Your personal and professional security is only as strong as your weakest password. And for IT managers, the security of an organization's cloud-based resources is only as strong as your most careless employee's weakest password.

Personal information can be harvested many ways – and the viability of traditional usernames and passwords are undermined by the “forgot your password” processes employed by many sites today. Many hacks have been successful because of harvested information used to break the confidence of such “reset” measures and then scouring accounts for professional account login information.

The industry must move to stronger authentication technologies. After all, the strength of a password is meaningless if someone can reset your password. The primary mechanism for secure access to web services is embarrassingly inadequate. In fact, the migration of IT to the cloud may mark the death of the traditional username and password and drive the adoption of stronger internet security measures.

Stronger authentication is available in the form of two-factor authentication, such as one-time password solutions. These solutions can – literally -- put stronger security in the hands of every individual:  Plastic tokens, USB drives, SMS-enabled devices or software running on mobile devices.

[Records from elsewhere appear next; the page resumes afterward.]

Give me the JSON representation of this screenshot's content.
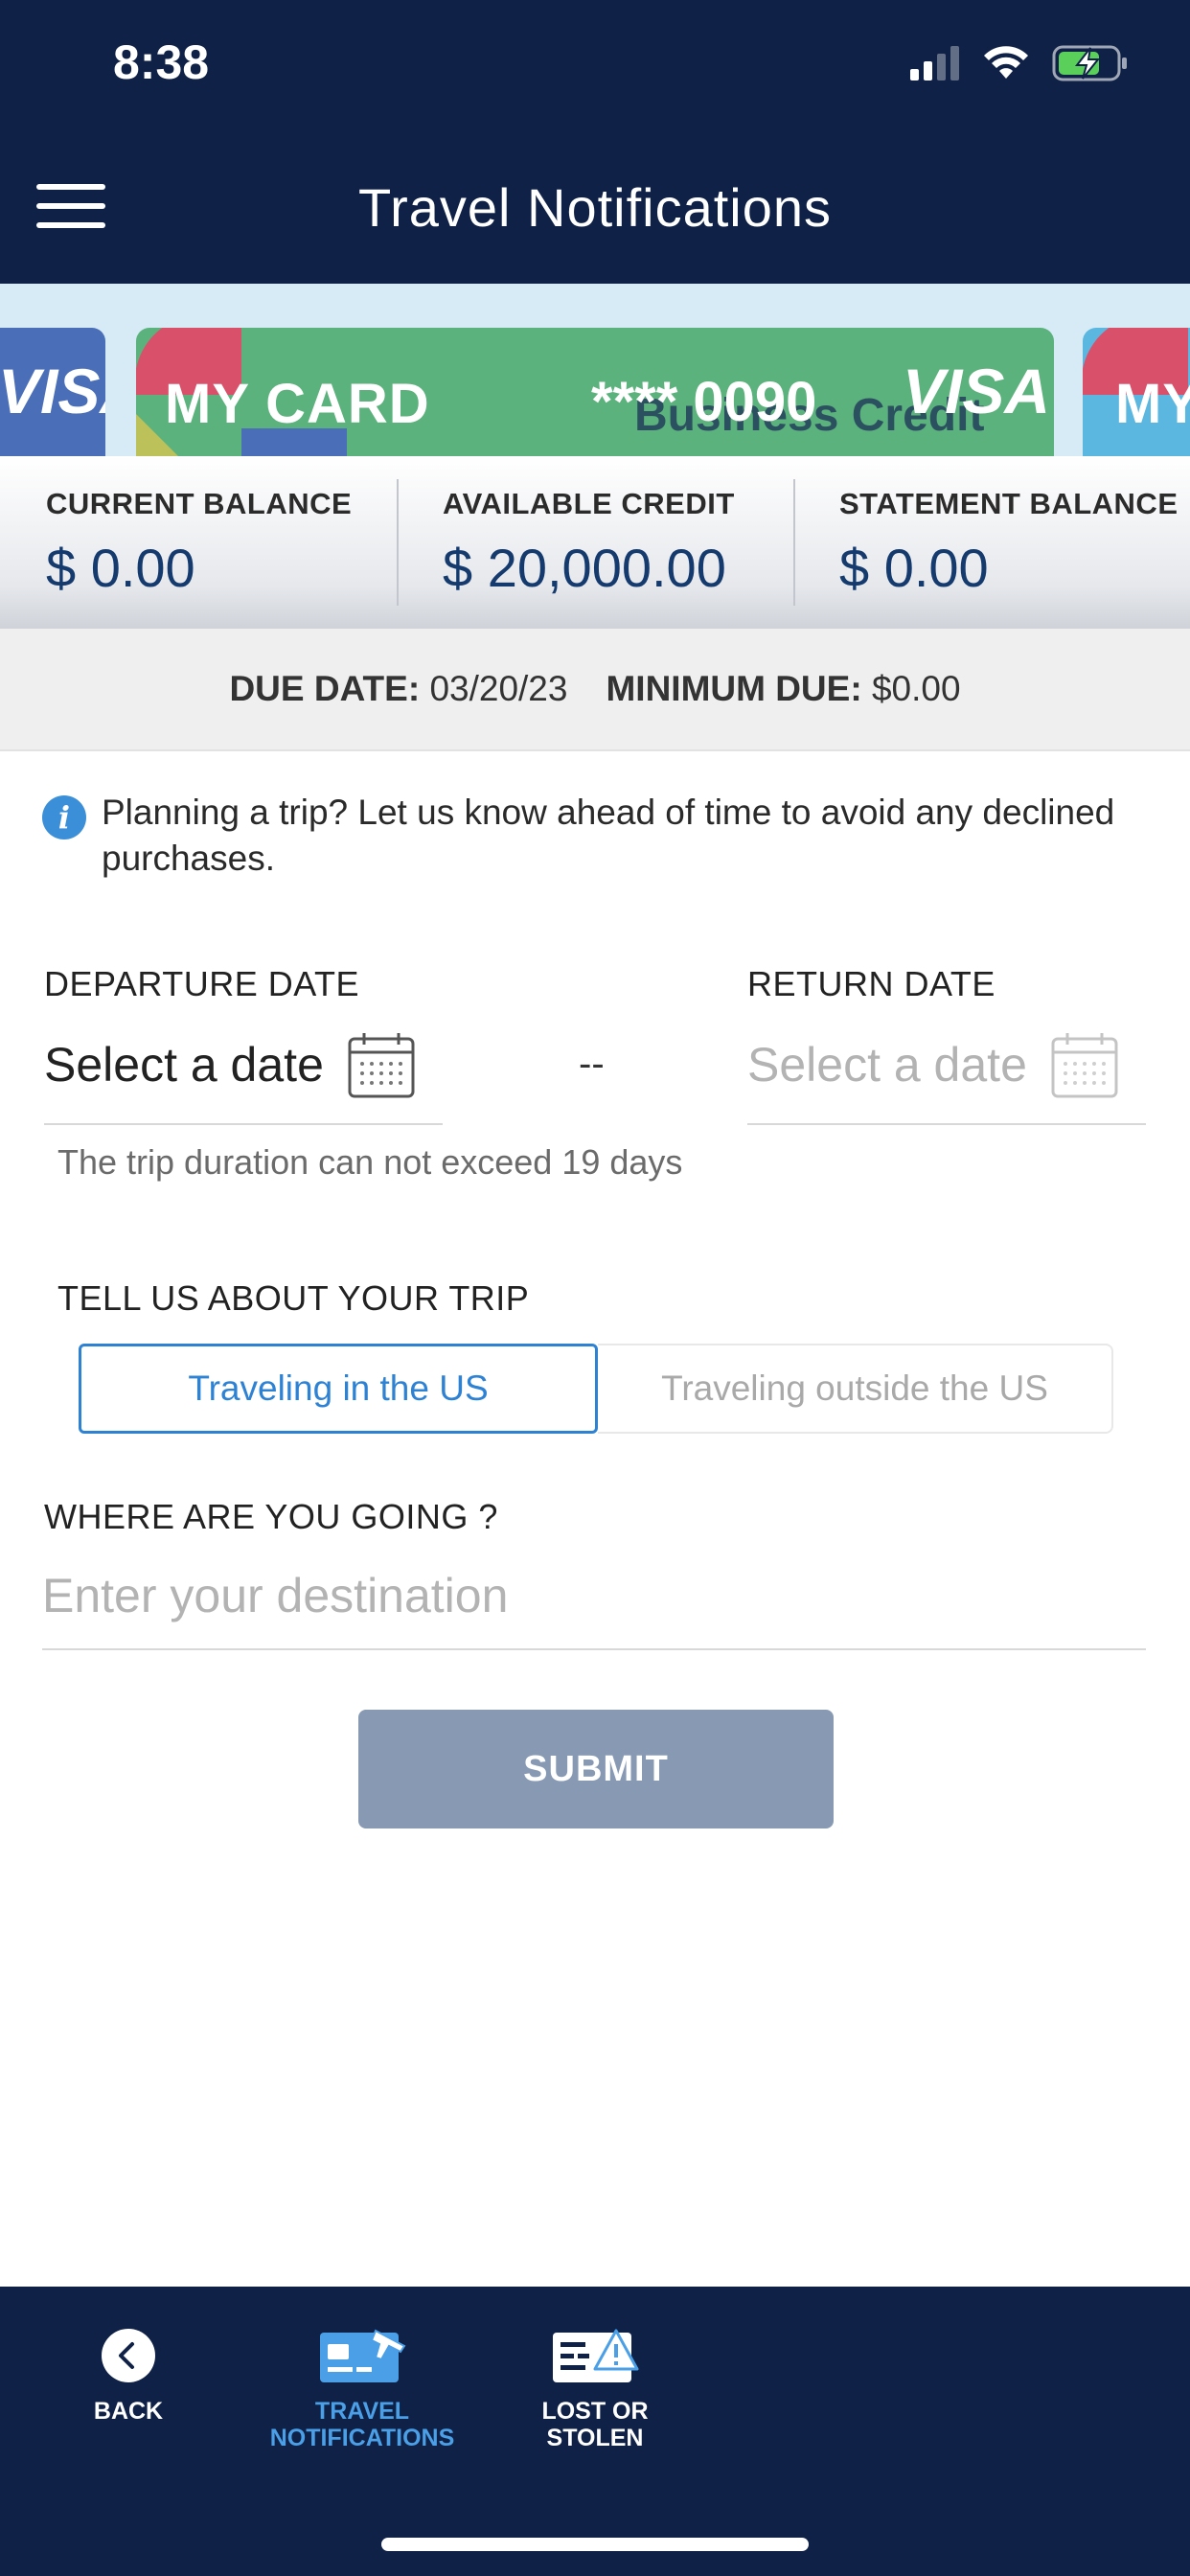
{
  "status_bar": {
    "time": "8:38"
  },
  "header": {
    "title": "Travel Notifications"
  },
  "cards": {
    "left_card_brand": "VISA",
    "main_card": {
      "name": "MY CARD",
      "number": "**** 0090",
      "brand": "VISA",
      "subtitle": "Business Credit"
    },
    "right_card_name": "MY"
  },
  "balances": [
    {
      "label": "CURRENT BALANCE",
      "value": "$ 0.00"
    },
    {
      "label": "AVAILABLE CREDIT",
      "value": "$ 20,000.00"
    },
    {
      "label": "STATEMENT BALANCE",
      "value": "$ 0.00"
    }
  ],
  "due": {
    "due_date_label": "DUE DATE:",
    "due_date_value": "03/20/23",
    "minimum_due_label": "MINIMUM DUE:",
    "minimum_due_value": "$0.00"
  },
  "info": {
    "text": "Planning a trip? Let us know ahead of time to avoid any declined purchases."
  },
  "dates": {
    "departure_label": "DEPARTURE DATE",
    "departure_value": "Select a date",
    "separator": "--",
    "return_label": "RETURN DATE",
    "return_value": "Select a date",
    "hint": "The trip duration can not exceed 19 days"
  },
  "trip": {
    "label": "TELL US ABOUT YOUR TRIP",
    "options": [
      "Traveling in the US",
      "Traveling outside the US"
    ],
    "selected": "Traveling in the US"
  },
  "destination": {
    "label": "WHERE ARE YOU GOING ?",
    "placeholder": "Enter your destination",
    "value": ""
  },
  "submit_label": "SUBMIT",
  "bottom_nav": [
    {
      "label": "BACK",
      "icon": "back-icon"
    },
    {
      "label": "TRAVEL NOTIFICATIONS",
      "icon": "travel-card-icon",
      "active": true
    },
    {
      "label": "LOST OR STOLEN",
      "icon": "lost-card-icon"
    }
  ],
  "colors": {
    "navy": "#0f2146",
    "accent": "#2e82d4",
    "card_green": "#5cb27d",
    "submit_disabled": "#8799b3"
  }
}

Such solutions have been available for years for enterprise implementations, but cost issues tied to scaling these solutions to large numbers of users have been prohibitive.

By delivering two-factor authentication through a managed service, however, the expensive infrastructure investments of on-premise models may not present as intimidating a barrier. Such a service can dramatically reduce fixed and operating costs of ownership. And a mobile device can dramatically simplify deployment.

Ironically, or not so ironically, Authentication-as-a-Service (AaaS) – strong authentication delivered through the cloud – could be a major solution for the cloud paradigm's most obvious security challenge.

Reckless human behavior is something you can influence but can't ultimately control. Additionally, people live their digital lives across personal and private online accounts. But two factor authentication can be implemented across professional and personal accounts – from the free email account to the cloud-based ERP account – to ensure that password vulnerabilities are a thing of the past and that cloud-based services are secure in the future.